The District Attorney’s Office argued that while the officers may have had a duty to preserve the video as evidence, the value of that evidence would have been minimal at best.

Assistant District Attorney Dennis Brooks stated that Azotea admitted he sent Jones to the store for the purpose of getting her out of the house in order to hide the bodies of Gibson and Terrell. He pointed out that Jones also told investigators she went to Walmart at Azotea’s direction. The video would have merely corroborated their statements, according to Brooks.

“We don’t see any conceivable scenario where that tape would have somehow helped this defendant in his trial for two homicides,” Brooks said.

After hearing the arguments from the attorneys, Criminal Court Judge Stacy Street issued his ruling finding the state had a duty to preserve the video in the case once they discovered its existence.

“The court finds that there is no doubt that there was negligence in this case,” Street said. “That video should have been obtained, and a copy should have been preserved at the Sheriff’s Department.”

“The court finds this borders on being gross negligence, failing to preserve that important piece of evidence in a capital case,” Street continued. “It is gross negligence on the lower end of the scale.”

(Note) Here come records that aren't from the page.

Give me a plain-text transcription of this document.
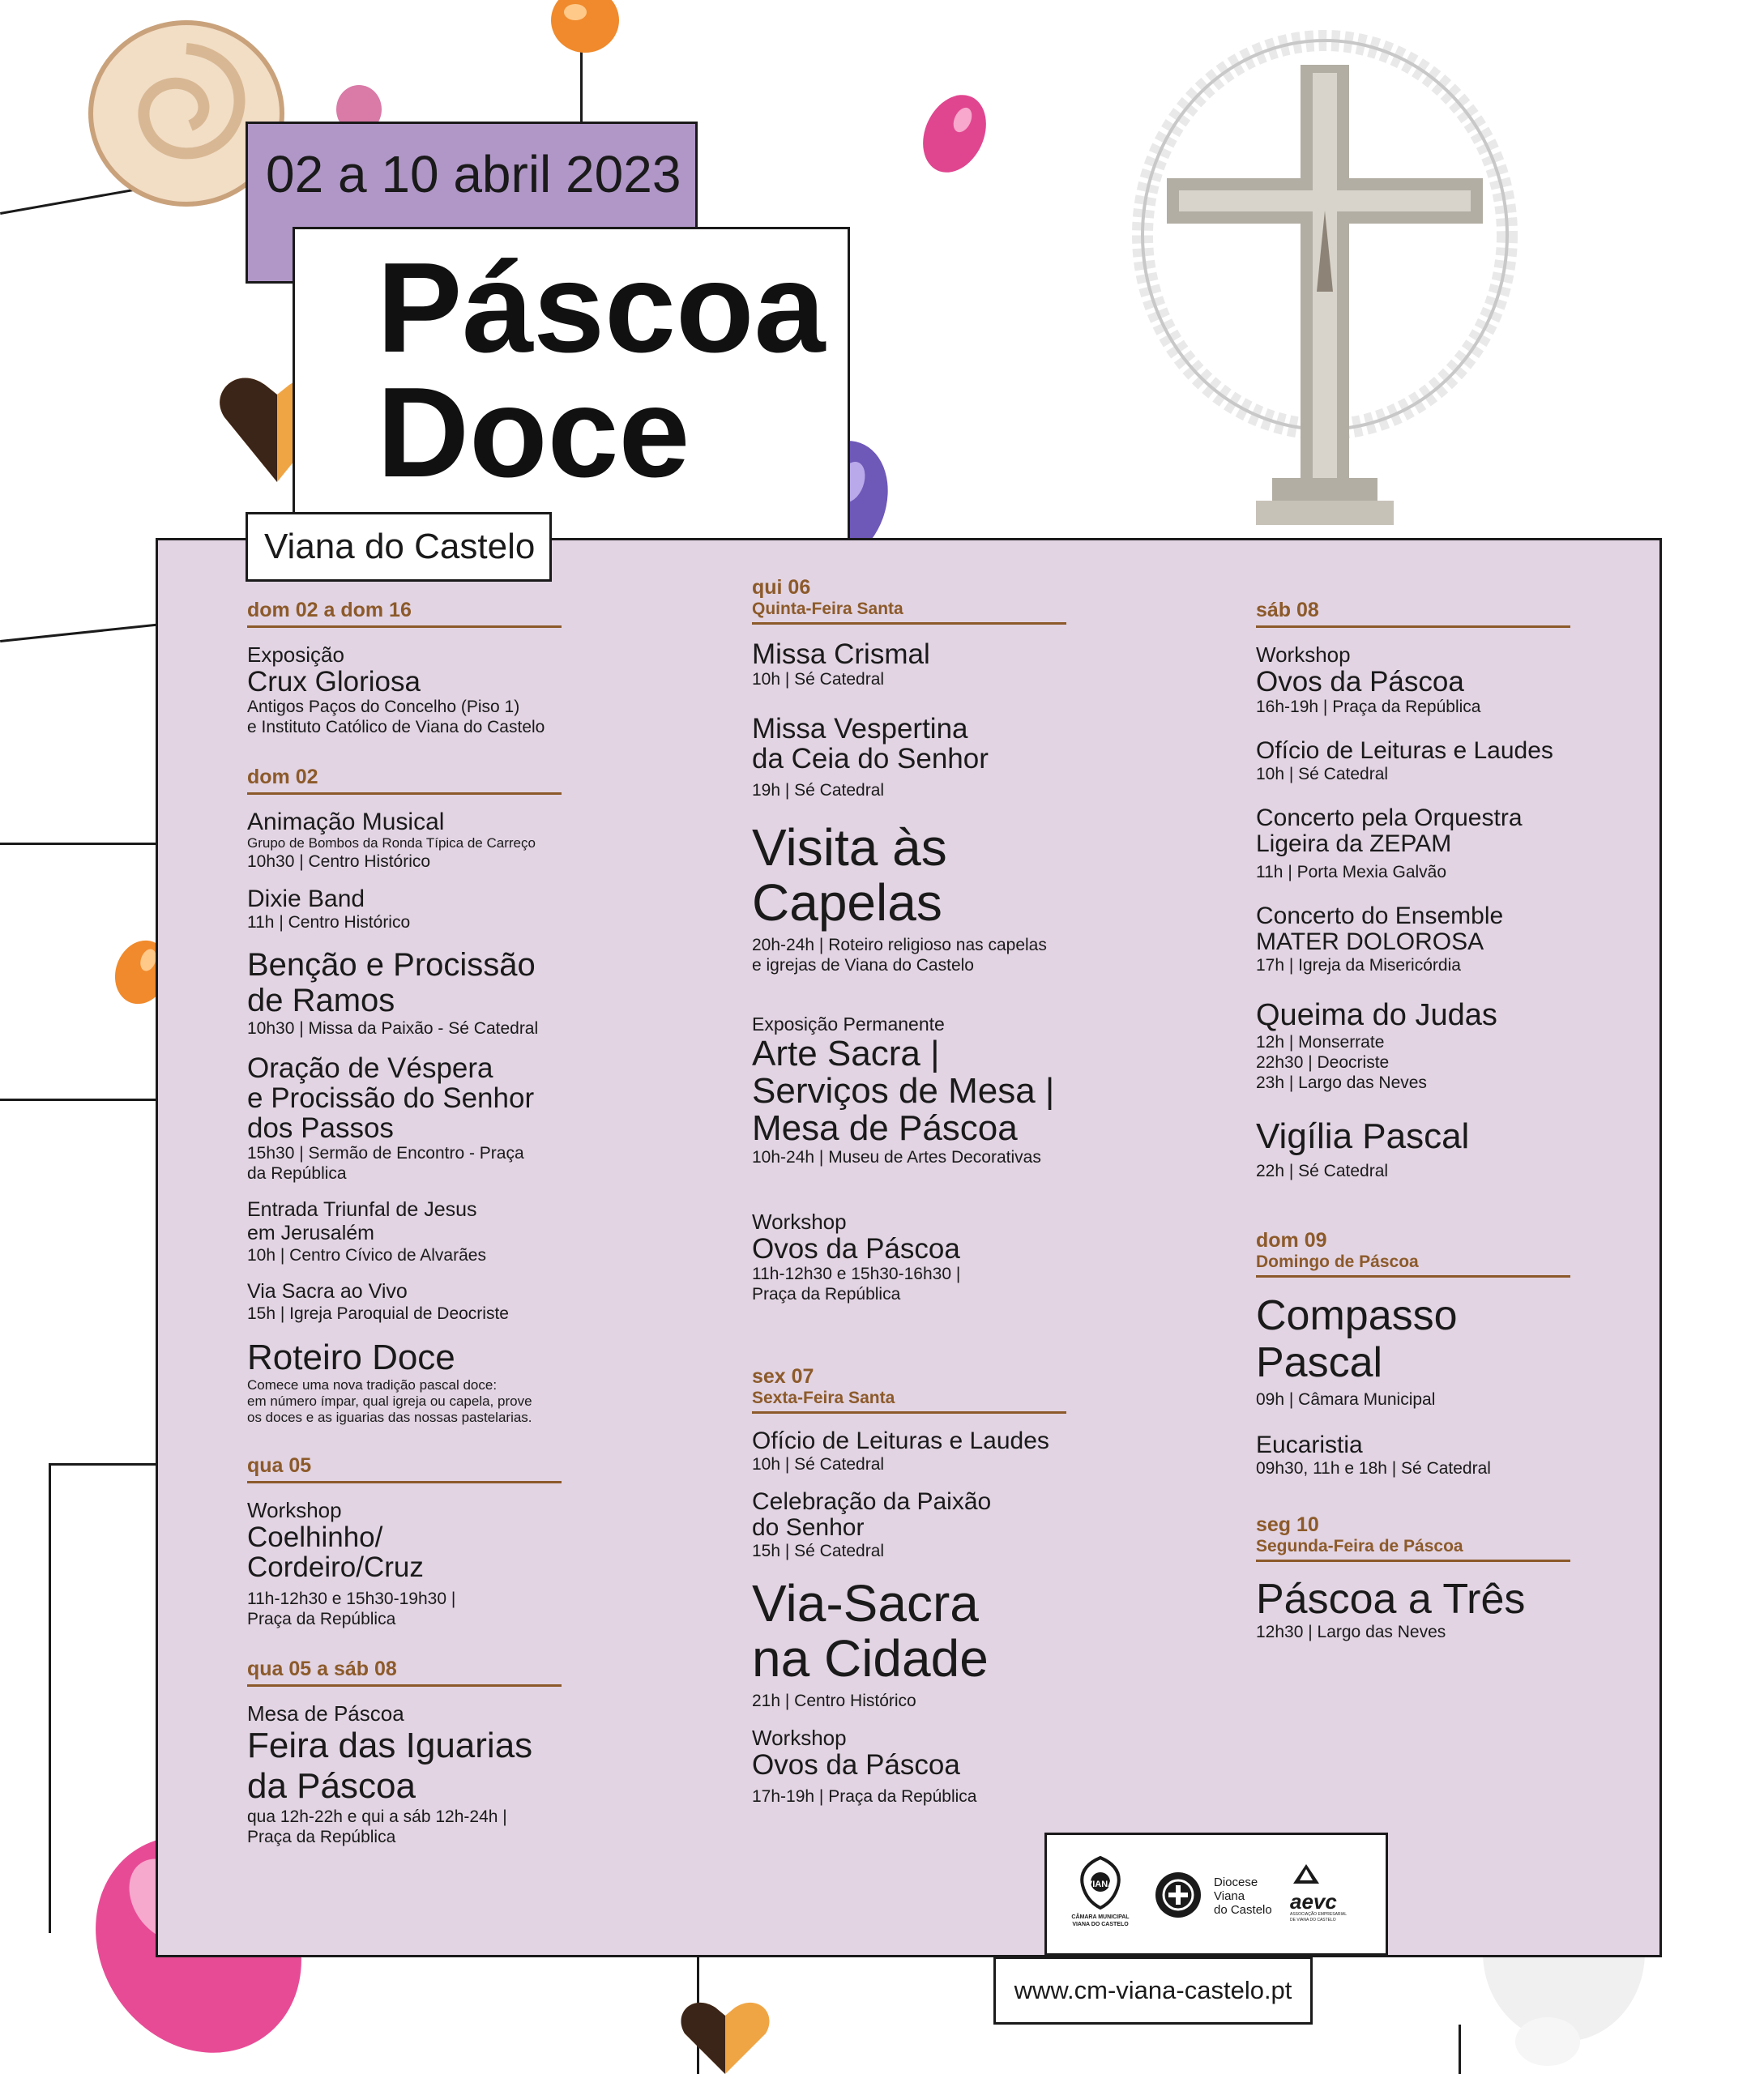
02 a 10 abril 2023
Páscoa
Doce
Viana do Castelo
dom 02 a dom 16
Exposição
Crux Gloriosa
Antigos Paços do Concelho (Piso 1)
e Instituto Católico de Viana do Castelo
dom 02
Animação Musical
Grupo de Bombos da Ronda Típica de Carreço
10h30 | Centro Histórico
Dixie Band
11h | Centro Histórico
Benção e Procissão
de Ramos
10h30 | Missa da Paixão - Sé Catedral
Oração de Véspera
e Procissão do Senhor
dos Passos
15h30 | Sermão de Encontro - Praça
da República
Entrada Triunfal de Jesus
em Jerusalém
10h | Centro Cívico de Alvarães
Via Sacra ao Vivo
15h | Igreja Paroquial de Deocriste
Roteiro Doce
Comece uma nova tradição pascal doce:
em número ímpar, qual igreja ou capela, prove
os doces e as iguarias das nossas pastelarias.
qua 05
Workshop
Coelhinho/
Cordeiro/Cruz
11h-12h30 e 15h30-19h30 |
Praça da República
qua 05 a sáb 08
Mesa de Páscoa
Feira das Iguarias
da Páscoa
qua 12h-22h e qui a sáb 12h-24h |
Praça da República
qui 06
Quinta-Feira Santa
Missa Crismal
10h | Sé Catedral
Missa Vespertina
da Ceia do Senhor
19h | Sé Catedral
Visita às
Capelas
20h-24h | Roteiro religioso nas capelas
e igrejas de Viana do Castelo
Exposição Permanente
Arte Sacra |
Serviços de Mesa |
Mesa de Páscoa
10h-24h | Museu de Artes Decorativas
Workshop
Ovos da Páscoa
11h-12h30 e 15h30-16h30 |
Praça da República
sex 07
Sexta-Feira Santa
Ofício de Leituras e Laudes
10h | Sé Catedral
Celebração da Paixão
do Senhor
15h | Sé Catedral
Via-Sacra
na Cidade
21h | Centro Histórico
Workshop
Ovos da Páscoa
17h-19h | Praça da República
sáb 08
Workshop
Ovos da Páscoa
16h-19h | Praça da República
Ofício de Leituras e Laudes
10h | Sé Catedral
Concerto pela Orquestra
Ligeira da ZEPAM
11h | Porta Mexia Galvão
Concerto do Ensemble
MATER DOLOROSA
17h | Igreja da Misericórdia
Queima do Judas
12h | Monserrate
22h30 | Deocriste
23h | Largo das Neves
Vigília Pascal
22h | Sé Catedral
dom 09
Domingo de Páscoa
Compasso
Pascal
09h | Câmara Municipal
Eucaristia
09h30, 11h e 18h | Sé Catedral
seg 10
Segunda-Feira de Páscoa
Páscoa a Três
12h30 | Largo das Neves
VIANA
CÂMARA MUNICIPAL
VIANA DO CASTELO
Diocese
Viana
do Castelo aevc
ASSOCIAÇÃO EMPRESARIAL
DE VIANA DO CASTELO
www.cm-viana-castelo.pt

While Street said he felt the investigators were negligent in not preserving the video, he added in the court’s opinion that negligence did not rise to a sufficient level to warrant the dismissal of the case against Azotea.

“This trial can proceed without that video,” Street said. “The other evidence is reliable, and the other evidence is available.”

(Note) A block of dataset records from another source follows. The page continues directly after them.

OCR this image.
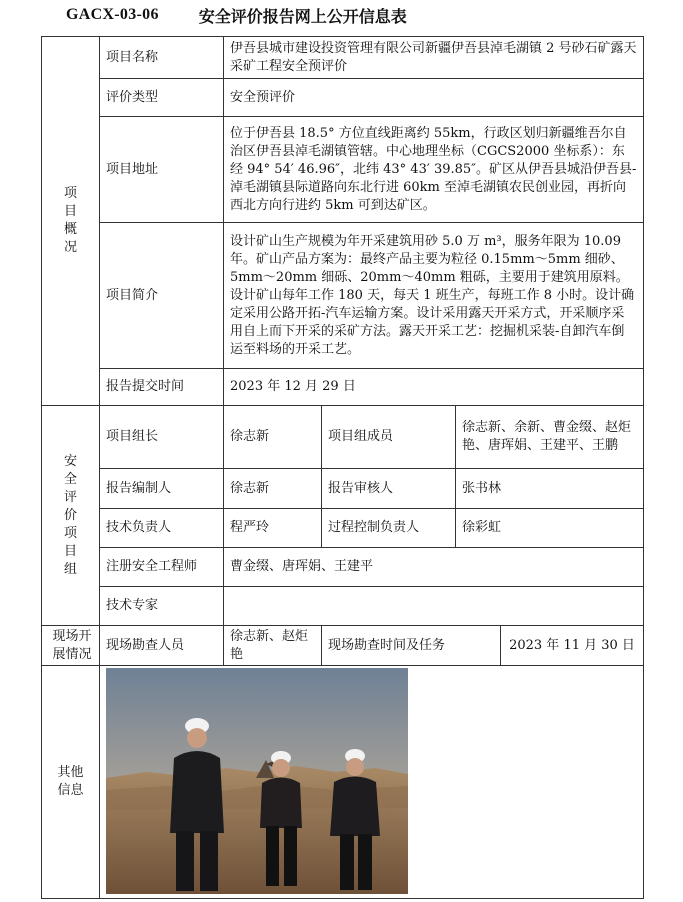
GACX-03-06	安全评价报告网上公开信息表
项目概况	项目名称	伊吾县城市建设投资管理有限公司新疆伊吾县淖毛湖镇 2 号砂石矿露天采矿工程安全预评价			
	评价类型	安全预评价			
	项目地址	位于伊吾县 18.5° 方位直线距离约 55km，行政区划归新疆维吾尔自治区伊吾县淖毛湖镇管辖。中心地理坐标（CGCS2000 坐标系）：东经 94° 54′ 46.96″，北纬 43° 43′ 39.85″。矿区从伊吾县城沿伊吾县-淖毛湖镇县际道路向东北行进 60km 至淖毛湖镇农民创业园，再折向西北方向行进约 5km 可到达矿区。			
	项目简介	设计矿山生产规模为年开采建筑用砂 5.0 万 m³，服务年限为 10.09 年。矿山产品方案为：最终产品主要为粒径 0.15mm～5mm 细砂、5mm～20mm 细砾、20mm～40mm 粗砾，主要用于建筑用原料。设计矿山每年工作 180 天，每天 1 班生产，每班工作 8 小时。设计确定采用公路开拓-汽车运输方案。设计采用露天开采方式，开采顺序采用自上而下开采的采矿方法。露天开采工艺：挖掘机采装-自卸汽车倒运至料场的开采工艺。			
	报告提交时间	2023 年 12 月 29 日			
安全评价项目组	项目组长	徐志新	项目组成员	徐志新、余新、曹金缀、赵炬艳、唐珲娟、王建平、王鹏	
	报告编制人	徐志新	报告审核人	张书林	
	技术负责人	程严玲	过程控制负责人	徐彩虹	
	注册安全工程师	曹金缀、唐珲娟、王建平			
	技术专家				
现场开展情况	现场勘查人员	徐志新、赵炬艳	现场勘查时间及任务		2023 年 11 月 30 日
其他信息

During his ruling, Street noted that other evidence in the case includes a confession by Azotea that he did kill Gibson and Terrell. Street previously ruled that confession is admissible as evidence at the trial.

Street denied the request to dismiss the case due to the State’s failure to preserve the evidence.

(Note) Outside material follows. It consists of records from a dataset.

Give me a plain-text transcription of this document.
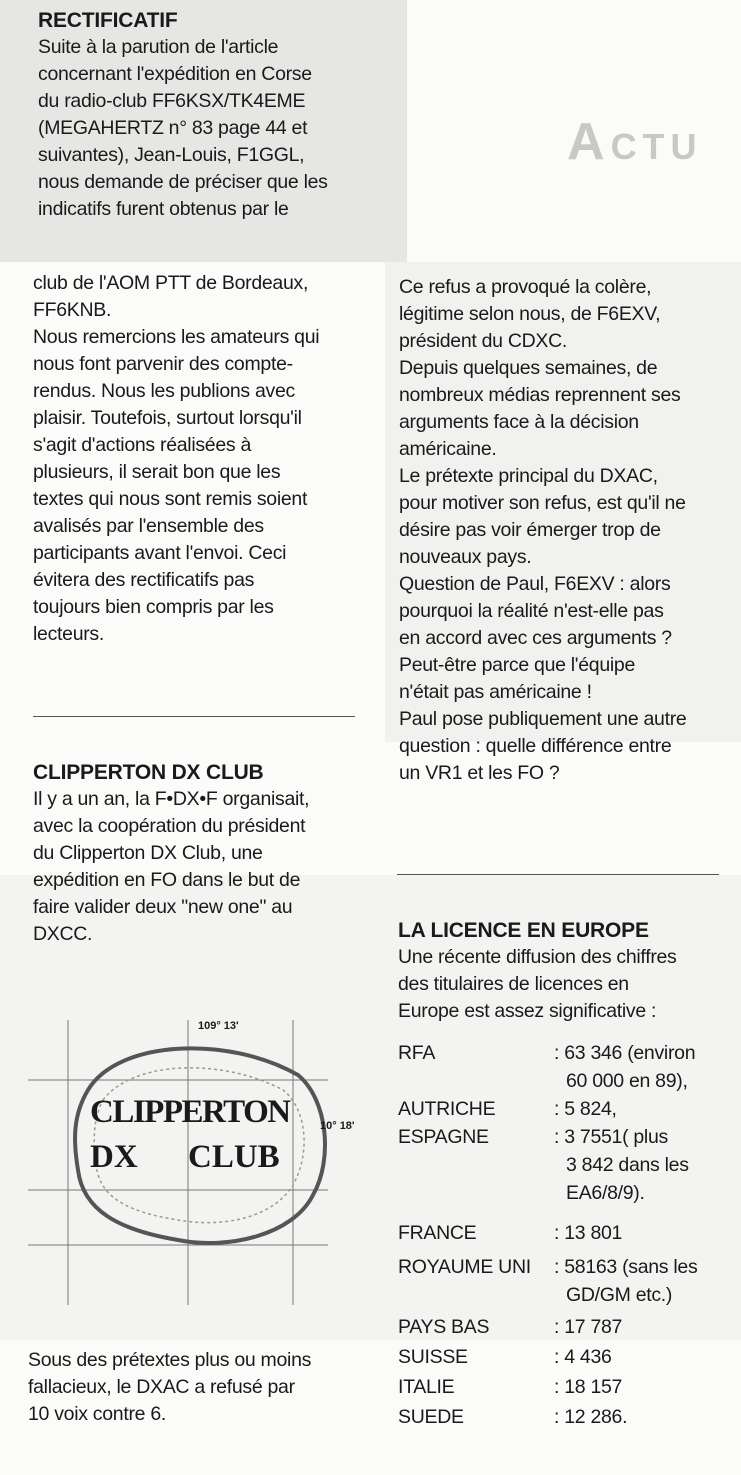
ACTU
RECTIFICATIF
Suite à la parution de l'article
concernant l'expédition en Corse
du radio-club FF6KSX/TK4EME
(MEGAHERTZ n° 83 page 44 et
suivantes), Jean-Louis, F1GGL,
nous demande de préciser que les
indicatifs furent obtenus par le
club de l'AOM PTT de Bordeaux,
FF6KNB.
Nous remercions les amateurs qui
nous font parvenir des compte-
rendus. Nous les publions avec
plaisir. Toutefois, surtout lorsqu'il
s'agit d'actions réalisées à
plusieurs, il serait bon que les
textes qui nous sont remis soient
avalisés par l'ensemble des
participants avant l'envoi. Ceci
évitera des rectificatifs pas
toujours bien compris par les
lecteurs.
CLIPPERTON DX CLUB
Il y a un an, la F•DX•F organisait,
avec la coopération du président
du Clipperton DX Club, une
expédition en FO dans le but de
faire valider deux "new one" au
DXCC.
109° 13'
10° 18'
CLIPPERTON
DX CLUB
Sous des prétextes plus ou moins
fallacieux, le DXAC a refusé par
10 voix contre 6.
Ce refus a provoqué la colère,
légitime selon nous, de F6EXV,
président du CDXC.
Depuis quelques semaines, de
nombreux médias reprennent ses
arguments face à la décision
américaine.
Le prétexte principal du DXAC,
pour motiver son refus, est qu'il ne
désire pas voir émerger trop de
nouveaux pays.
Question de Paul, F6EXV : alors
pourquoi la réalité n'est-elle pas
en accord avec ces arguments ?
Peut-être parce que l'équipe
n'était pas américaine !
Paul pose publiquement une autre
question : quelle différence entre
un VR1 et les FO ?
LA LICENCE EN EUROPE
Une récente diffusion des chiffres
des titulaires de licences en
Europe est assez significative :
RFA	: 63 346 (environ
60 000 en 89),
AUTRICHE	: 5 824,
ESPAGNE	: 3 7551( plus
3 842 dans les
EA6/8/9).
FRANCE	: 13 801
ROYAUME UNI : 58163 (sans les
GD/GM etc.)
PAYS BAS	: 17 787
SUISSE	: 4 436
ITALIE	: 18 157
SUEDE	: 12 286.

In the second motion seeking dismissal of the case, the defense team argued that the District Attorney’s Office had failed to respond in writing, as directed by the court, as to any immunity agreements or other special treatment or leniency granted to of any of the state’s witnesses in the case. The motion specifically inquires about the immunity agreement granted to Jones in exchange for Azotea’s confession and any leniency or special favors Jones received as a result of her arrest in October 2017 on a charge of possession of methamphetamine.

In response, District Attorney General Tony Clark argued before the court that he had previously spoken on the record in the case in front of the defense team regarding Jones’ immunity agreement and there were no other agreements which his office entered into with witnesses. He said he felt the discussion in open court relieved him of the need to submit his answer to the defense’s request in writing.

Street ultimately denied that motion for a new trial based on the State’s failure to provide a written response to the inquiry by the defense. However, the judge also directed Clark that his office is to file all responses in writing, even when dealing with matters which had been addressed in open court.

Azotea is scheduled for trial in the case February 5 through February 17. Jury selection will begin on January 29 with individual juror questioning. Once the trial begins, the jurors selected to serve on the panel for the trial will be sequestered throughout the duration.